Walter, my good friend, where were you all during the Bush ‘43 years? I recall seeing you often in town, when you weren’t teaching down in Durham. But if I may judge from your Arena concern today that Republican senators, after the late unpleasantry in Massachusetts, may now filibuster an Obama Supreme Court nominee, you must have missed the unprecedented and repeated Democratic filibusters of Bush appellate court nominees over several of those years. Did you forget that after the Democrats took control of the Senate in May 2001, following Jim Jeffords becoming an Independent, eight of Bush’s first eleven May 2001 appellate court nominees had not had so much as a Judiciary Committee hearing as we were coming down to the 2002 elections? And after the Democrats lost control of the Senate in those elections, when they could no longer stall by refusing to hold hearings, they moved to the filibuster – over no fewer than ten nominees. Did you forget that our good friend, the eminently qualified Miguel Estrada, one of Bush’s May 2001 nominees, finally withdrew his name from consideration in September 2003, after 28 months in limbo and six failed cloture votes?
To be sure, those were appellate court nominees, but the principle is the same – and Bush’s Supreme Court nominees escaped a filibuster, let me remind you, only after the “gang of 14” finally reached a compromise, failing which the “nuclear option” would have brought an end to the unprecedented Democratic filibuster of Bush’s nominees. (I ignore the 1968 Abe Fortas case, which had special circumstances.)
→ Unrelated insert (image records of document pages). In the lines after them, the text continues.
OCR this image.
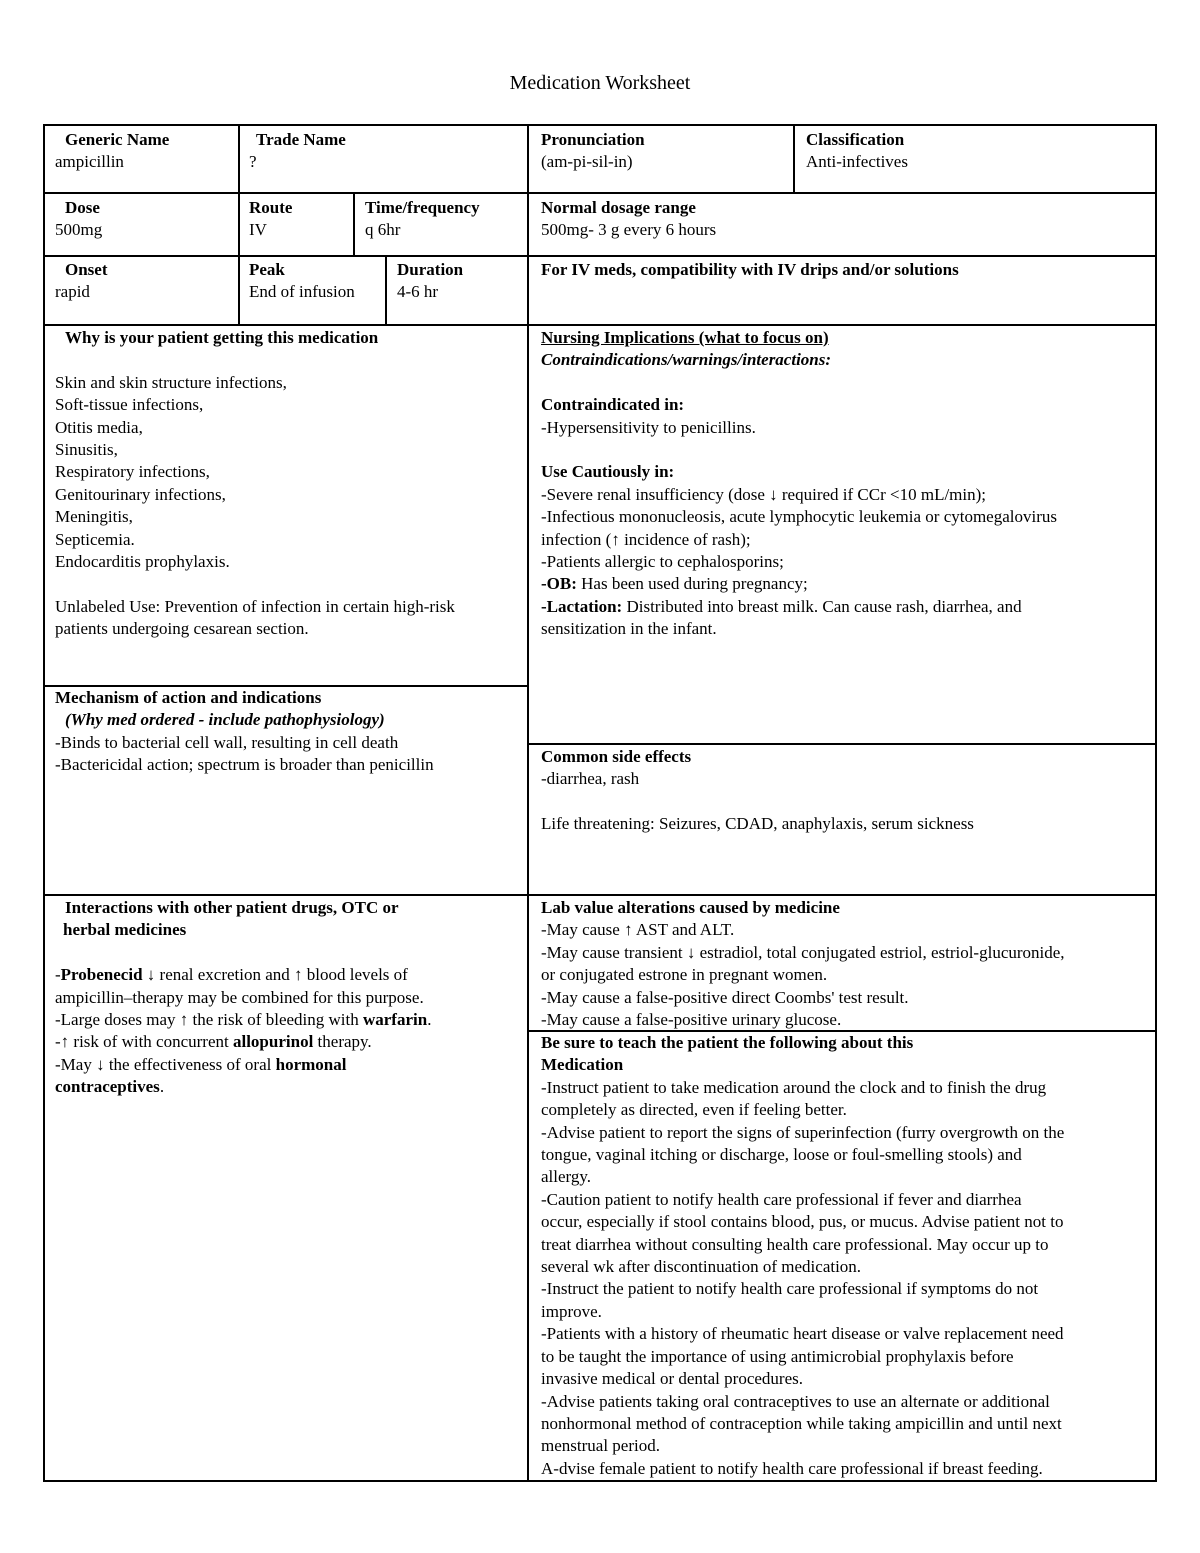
Medication Worksheet
Generic Name
ampicillin
Trade Name
?
Pronunciation
(am-pi-sil-in)
Classification
Anti-infectives
Dose
500mg
Route
IV
Time/frequency
q 6hr
Normal dosage range
500mg- 3 g every 6 hours
Onset
rapid
Peak
End of infusion
Duration
4-6 hr
For IV meds, compatibility with IV drips and/or solutions
Why is your patient getting this medication
Skin and skin structure infections,
Soft-tissue infections,
Otitis media,
Sinusitis,
Respiratory infections,
Genitourinary infections,
Meningitis,
Septicemia.
Endocarditis prophylaxis.
Unlabeled Use: Prevention of infection in certain high-risk
patients undergoing cesarean section.
Mechanism of action and indications
(Why med ordered - include pathophysiology)
-Binds to bacterial cell wall, resulting in cell death
-Bactericidal action; spectrum is broader than penicillin
Nursing Implications (what to focus on)
Contraindications/warnings/interactions:
Contraindicated in:
-Hypersensitivity to penicillins.
Use Cautiously in:
-Severe renal insufficiency (dose ↓ required if CCr <10 mL/min);
-Infectious mononucleosis, acute lymphocytic leukemia or cytomegalovirus
infection (↑ incidence of rash);
-Patients allergic to cephalosporins;
-OB: Has been used during pregnancy;
-Lactation: Distributed into breast milk. Can cause rash, diarrhea, and
sensitization in the infant.
Common side effects
-diarrhea, rash
Life threatening: Seizures, CDAD, anaphylaxis, serum sickness
Interactions with other patient drugs, OTC or
herbal medicines
-Probenecid ↓ renal excretion and ↑ blood levels of
ampicillin–therapy may be combined for this purpose.
-Large doses may ↑ the risk of bleeding with warfarin.
-↑ risk of with concurrent allopurinol therapy.
-May ↓ the effectiveness of oral hormonal
contraceptives.
Lab value alterations caused by medicine
-May cause ↑ AST and ALT.
-May cause transient ↓ estradiol, total conjugated estriol, estriol-glucuronide,
or conjugated estrone in pregnant women.
-May cause a false-positive direct Coombs' test result.
-May cause a false-positive urinary glucose.
Be sure to teach the patient the following about this
Medication
-Instruct patient to take medication around the clock and to finish the drug
completely as directed, even if feeling better.
-Advise patient to report the signs of superinfection (furry overgrowth on the
tongue, vaginal itching or discharge, loose or foul-smelling stools) and
allergy.
-Caution patient to notify health care professional if fever and diarrhea
occur, especially if stool contains blood, pus, or mucus. Advise patient not to
treat diarrhea without consulting health care professional. May occur up to
several wk after discontinuation of medication.
-Instruct the patient to notify health care professional if symptoms do not
improve.
-Patients with a history of rheumatic heart disease or valve replacement need
to be taught the importance of using antimicrobial prophylaxis before
invasive medical or dental procedures.
-Advise patients taking oral contraceptives to use an alternate or additional
nonhormonal method of contraception while taking ampicillin and until next
menstrual period.
A-dvise female patient to notify health care professional if breast feeding.
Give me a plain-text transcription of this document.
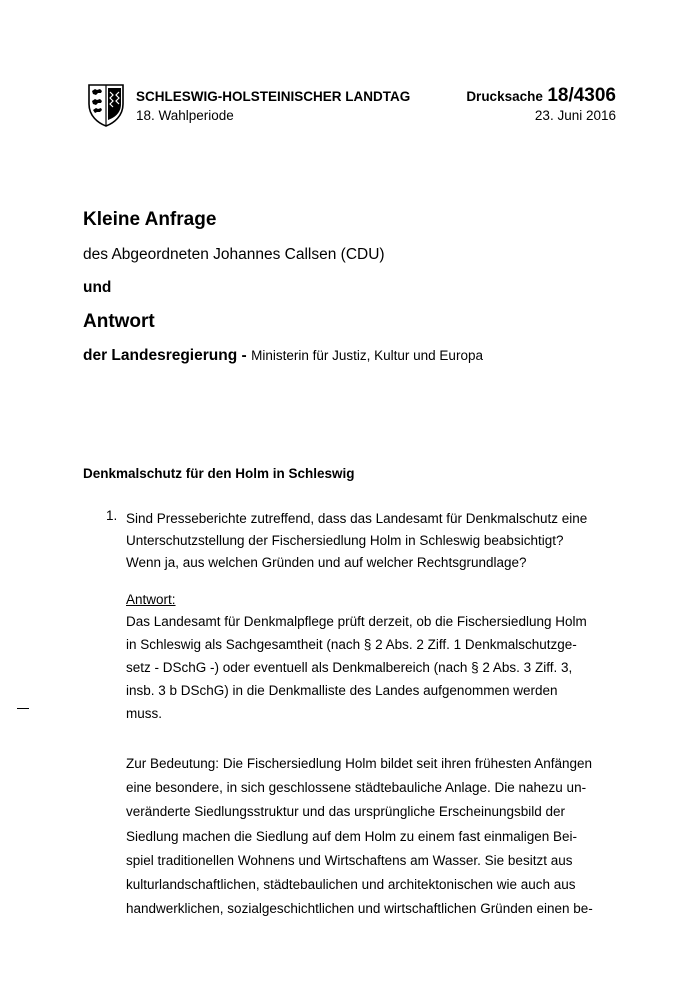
SCHLESWIG-HOLSTEINISCHER LANDTAG
18. Wahlperiode
Drucksache 18/4306
23. Juni 2016
Kleine Anfrage
des Abgeordneten Johannes Callsen (CDU)
und
Antwort
der Landesregierung - Ministerin für Justiz, Kultur und Europa
Denkmalschutz für den Holm in Schleswig
1. Sind Presseberichte zutreffend, dass das Landesamt für Denkmalschutz eine
Unterschutzstellung der Fischersiedlung Holm in Schleswig beabsichtigt?
Wenn ja, aus welchen Gründen und auf welcher Rechtsgrundlage?
Antwort:
Das Landesamt für Denkmalpflege prüft derzeit, ob die Fischersiedlung Holm
in Schleswig als Sachgesamtheit (nach § 2 Abs. 2 Ziff. 1 Denkmalschutzge-
setz - DSchG -) oder eventuell als Denkmalbereich (nach § 2 Abs. 3 Ziff. 3,
insb. 3 b DSchG) in die Denkmalliste des Landes aufgenommen werden
muss.
Zur Bedeutung: Die Fischersiedlung Holm bildet seit ihren frühesten Anfängen
eine besondere, in sich geschlossene städtebauliche Anlage. Die nahezu un-
veränderte Siedlungsstruktur und das ursprüngliche Erscheinungsbild der
Siedlung machen die Siedlung auf dem Holm zu einem fast einmaligen Bei-
spiel traditionellen Wohnens und Wirtschaftens am Wasser. Sie besitzt aus
kulturlandschaftlichen, städtebaulichen und architektonischen wie auch aus
handwerklichen, sozialgeschichtlichen und wirtschaftlichen Gründen einen be-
If Republicans were to filibuster an Obama nominee, therefore, instructions for doing so would be readily at hand. I’m not suggesting they do so, however. The filibuster is, as you know, an extra-constitutional procedure, with something of a checkered history. For better or worse, it has served as an additional check on the passions of the lower chamber, but its use for executive nominations, as distinct from legislation, raises difficult separation-of-powers questions, which are your main concern, I’m sure.